The analysis notes that the Russia military continues to focus on localized fighting rather than launching large-scale operations. It concludes that there is a stalemate throughout most of Ukraine that, if continued, will “likely be very violent and bloody”.
The Kyiv Independent reported today that Russia is illegally forcing untrained men living in the Russian-controlled Donbas region to fight and putting them on the frontlines.
“These people have never even held a machine gun in their hands,” said Oleksii, a 24-year-old resident of Russian-occupied Khrestivka in Donetsk, speaking of friends, classmates and former colleagues that he knows have been conscripted.
One Donbas resident named Anastasia told the news outlet that these civilians from Donbas are forced to serve in frontline positions, with Russian forces threatening to shoot them if they don’t comply.
Journalist Neil Hauer, a freelancer journalist reporting in Kyiv, has an interesting Twitter thread about the intensifying anti-Russian sentiment among Ukrainians that is directed at the average Russian, not just Vladimir Putin.
A video of a police officer in Mariupol, where fighting has been intensifying, is starting to circulate. The officer, Michail Vershnin, directs his pleas to Joe Biden and Emmanuel Macron, saying that his city has been “wiped off the face of the earth”.
“Children, elderly people are dying. The city is destroyed and it has been wiped off the face of the earth,” he said in Russian in the video filmed on Friday.
“You have promised that there will be help, give us that help. Biden, Macron, you are great leaders. Be them to the end,” he said.
The frontman of one of Ukrainian’s biggest bands, BoomBox, went viral at the beginning of the war with an Instagram video of him singing a Ukrainian freedom fighter song.
Reposted on Twitter by Buzzfeed journalist Christopher Miller, Andriy Khlyvnyuk can be seen in uniform with a rifle. Instead of going on a US and Canadian tour, Khlyvnyuk, like many Ukrainian celebrities, chose to stay in his country to fight.
“This is my duty. Ukraine is my home,” Khlyvnyuk told Buzzfeed’s Miller. “And it’s not that easy to push me out of my home.”

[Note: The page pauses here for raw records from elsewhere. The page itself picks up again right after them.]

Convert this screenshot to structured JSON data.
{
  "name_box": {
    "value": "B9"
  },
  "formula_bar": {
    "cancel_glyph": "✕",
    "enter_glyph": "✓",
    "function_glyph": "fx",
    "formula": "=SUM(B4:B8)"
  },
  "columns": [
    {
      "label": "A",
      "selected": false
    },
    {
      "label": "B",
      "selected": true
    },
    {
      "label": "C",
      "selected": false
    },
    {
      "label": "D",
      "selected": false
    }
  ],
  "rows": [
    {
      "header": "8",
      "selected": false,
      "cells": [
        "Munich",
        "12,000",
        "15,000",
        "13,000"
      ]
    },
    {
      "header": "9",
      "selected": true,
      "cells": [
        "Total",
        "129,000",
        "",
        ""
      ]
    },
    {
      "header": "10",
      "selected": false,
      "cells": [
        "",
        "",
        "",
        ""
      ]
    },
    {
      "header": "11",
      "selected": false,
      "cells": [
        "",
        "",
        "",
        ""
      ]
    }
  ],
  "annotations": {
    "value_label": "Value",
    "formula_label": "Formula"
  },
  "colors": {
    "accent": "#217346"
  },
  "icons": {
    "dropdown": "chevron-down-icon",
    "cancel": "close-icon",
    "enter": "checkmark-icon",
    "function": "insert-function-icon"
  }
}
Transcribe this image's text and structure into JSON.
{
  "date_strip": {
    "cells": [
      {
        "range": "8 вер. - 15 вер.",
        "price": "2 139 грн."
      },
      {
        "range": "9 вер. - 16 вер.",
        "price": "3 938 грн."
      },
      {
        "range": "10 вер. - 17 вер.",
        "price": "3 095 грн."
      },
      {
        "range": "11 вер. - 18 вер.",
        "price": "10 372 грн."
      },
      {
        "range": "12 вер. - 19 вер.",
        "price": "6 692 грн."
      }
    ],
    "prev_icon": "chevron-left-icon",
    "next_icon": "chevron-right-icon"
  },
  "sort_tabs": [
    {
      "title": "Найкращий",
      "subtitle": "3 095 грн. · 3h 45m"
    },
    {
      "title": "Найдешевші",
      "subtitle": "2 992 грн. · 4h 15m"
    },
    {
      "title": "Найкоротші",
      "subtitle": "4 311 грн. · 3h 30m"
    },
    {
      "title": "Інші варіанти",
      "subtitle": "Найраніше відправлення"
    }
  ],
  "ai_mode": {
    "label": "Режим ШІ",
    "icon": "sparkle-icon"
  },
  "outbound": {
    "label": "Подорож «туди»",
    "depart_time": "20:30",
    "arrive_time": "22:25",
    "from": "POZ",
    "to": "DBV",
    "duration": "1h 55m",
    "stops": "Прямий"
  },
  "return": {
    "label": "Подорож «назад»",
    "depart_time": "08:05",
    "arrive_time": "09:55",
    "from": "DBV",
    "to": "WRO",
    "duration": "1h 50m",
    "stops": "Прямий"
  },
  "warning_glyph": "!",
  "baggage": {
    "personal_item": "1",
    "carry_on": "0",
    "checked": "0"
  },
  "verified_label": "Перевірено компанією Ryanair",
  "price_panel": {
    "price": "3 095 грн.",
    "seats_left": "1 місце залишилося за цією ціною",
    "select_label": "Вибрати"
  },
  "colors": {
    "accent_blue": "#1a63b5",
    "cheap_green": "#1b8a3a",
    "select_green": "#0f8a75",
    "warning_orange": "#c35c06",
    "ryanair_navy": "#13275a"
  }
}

Kyiv officials have just said that 228 people, including four children, have been killed in the Ukrainian capital since the invasion began.

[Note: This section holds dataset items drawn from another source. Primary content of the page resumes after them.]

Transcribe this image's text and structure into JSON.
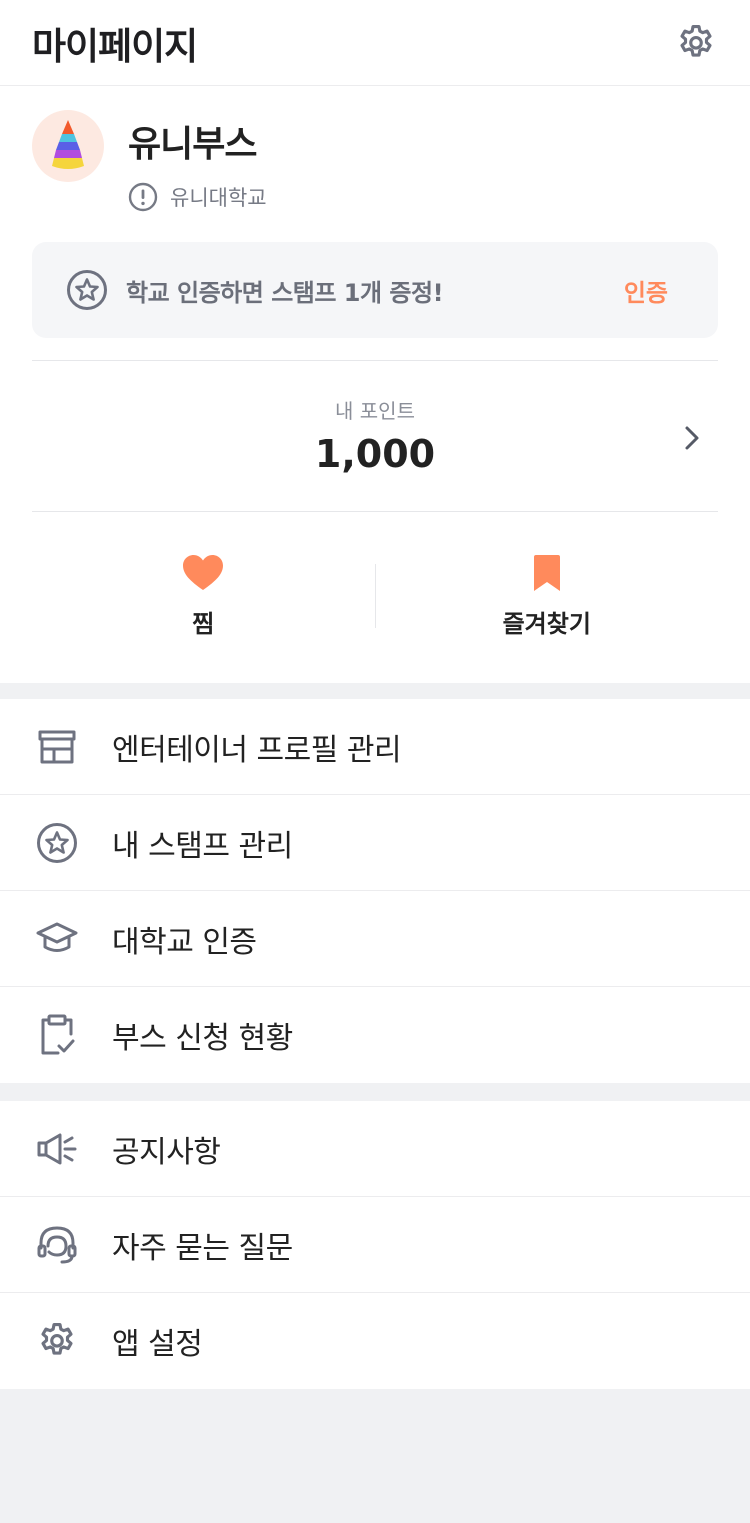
{
  "header": {
    "title": "마이페이지",
    "settings_icon": "gear-icon"
  },
  "profile": {
    "name": "유니부스",
    "school": "유니대학교",
    "avatar_icon": "party-hat-icon"
  },
  "verify_banner": {
    "text": "학교 인증하면 스탬프 1개 증정!",
    "button": "인증"
  },
  "points": {
    "label": "내 포인트",
    "value": "1,000"
  },
  "quick_actions": [
    {
      "label": "찜",
      "icon": "heart-icon"
    },
    {
      "label": "즐겨찾기",
      "icon": "bookmark-icon"
    }
  ],
  "menu_primary": [
    {
      "label": "엔터테이너 프로필 관리",
      "icon": "store-icon"
    },
    {
      "label": "내 스탬프 관리",
      "icon": "star-badge-icon"
    },
    {
      "label": "대학교 인증",
      "icon": "graduation-cap-icon"
    },
    {
      "label": "부스 신청 현황",
      "icon": "clipboard-check-icon"
    }
  ],
  "menu_secondary": [
    {
      "label": "공지사항",
      "icon": "megaphone-icon"
    },
    {
      "label": "자주 묻는 질문",
      "icon": "headset-icon"
    },
    {
      "label": "앱 설정",
      "icon": "gear-icon"
    }
  ],
  "colors": {
    "accent": "#ff8a5c",
    "icon_gray": "#6e7280",
    "background": "#f0f1f3"
  }
}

Earlier today, Ukraine’s foreign affairs ministry reported about 14,400 Russian personnel killed as of Saturday.
This is Lauren Aratani in New York taking over for Nadeem Badshah.
Earlier today, Pope Francis paid a visit to a ward in the Bambino Gesu Children’s Hospital in Rome that is treating Ukrainian refugee children. The children are undergoing treatment for illnesses like cancer or neurological diseases, according to the Catholic News Agency.
The hospital has treated 50 Ukrainian children since the start of the war, including 19 children who were brought in for treatment on Saturday.
In a message to a gathering of European Catholic representatives yesterday, the Pope denounced the “perverse abuse of power” in Ukraine and said that Ukrainians have been attacked in their “identity, history and tradition” and are “defending their land”. While the Pope clearly denounced the war, he did not speak of Russia as an aggressor during his speech.
Two weeks ago, Alani Iyanuoluwa fled Kyiv as the Russian invasion intensified. Making her way across Europe, the 24-year-old hoped to be reunited with family in London. Yet for 10 days she has been stranded in a French port – because she is Nigerian.
Iyanuoluwa is among a growing number of refugees who claim the British government is ignoring black people who fled Ukraine.
Their experiences have again raised the issue of race and the UK’s welcome to refugees, prompting claims that ministers would never have unveiled last week’s humanitarian sponsorship scheme for Ukrainians had it not been aimed at white Europeans.